Watch Jesse Williams’ Stirring BET Awards Speech About The Abuses Of Whiteness
"If you have no interest in equal rights for black people then do not make suggestions to those who do: sit down."
Today at the BET Awards, Grey’s Anatomy star Jesse Williams received the Humanitarian Award and gave a frank and moving acceptance speech about the “conditional freedom” that still restricts African American people.
Williams was honoured for his involvement in protests at Ferguson and his continued work in the Black Lives Matter movement, and he used his time on stage to thank black women who, “have spent their lives nurturing everyone before themselves” and called for a new social structure that afforded people of colour the same basic rights as white Americans.
“Now, what we’ve been doing is looking at the data and we know that police somehow manage to de-escalate, disarm and not kill white people every day,” he said, as the audience clapped. “So what’s going to happen is we’re going to have equal rights and justice in our own country, or we will restructure their function and ours.”

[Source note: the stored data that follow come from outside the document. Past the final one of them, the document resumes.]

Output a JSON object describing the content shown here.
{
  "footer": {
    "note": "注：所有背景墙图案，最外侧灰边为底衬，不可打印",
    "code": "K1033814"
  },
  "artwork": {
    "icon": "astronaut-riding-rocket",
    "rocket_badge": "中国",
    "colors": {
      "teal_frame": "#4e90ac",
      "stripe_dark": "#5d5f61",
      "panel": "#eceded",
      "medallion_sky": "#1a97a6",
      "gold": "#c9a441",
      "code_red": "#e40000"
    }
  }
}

Jesse Williams Delivers Powerful Speech at the BET Awards
I’m so glad he addressed “get money” mentality. They… https://t.co/qplc76V928
— JMSHelpingJMS (@JMSHelpingJMS) June 27, 2016
In his speech, Williams mentioned victims of police brutality like Eric Garner, Sandra Bland and Tamir Rice and argued that little progress had been made in terms of civil rights if: “paid public servants can pull a drive-by on a 12-year-old playing alone in a park in broad daylight, killing him on television, and then going home to make a sandwich”.
Interestingly, Williams also used the opportunity to interrogate the privilege of the people in the room, comparing the amassing of riches, wealth and designer brand signifiers to the branding used in slavery. “Dedicating our lives to getting money just to give it right back to put someone’s brand on our body — when we spent centuries praying with brands on our bodies, and now we pray to get paid for brands on our bodies?” he said.
“We’re done watching and waiting while this invention called whiteness uses and abuses us, burying black people out of sight and out of mind while extracting our culture, our dollars, our entertainment like oil… demeaning our creations and stealing them, gentrifying our genius and then trying us on like costumes before discarding our bodies like rinds of strange fruit,” he said.
“Just because we’re magic doesn’t mean we’re not real.”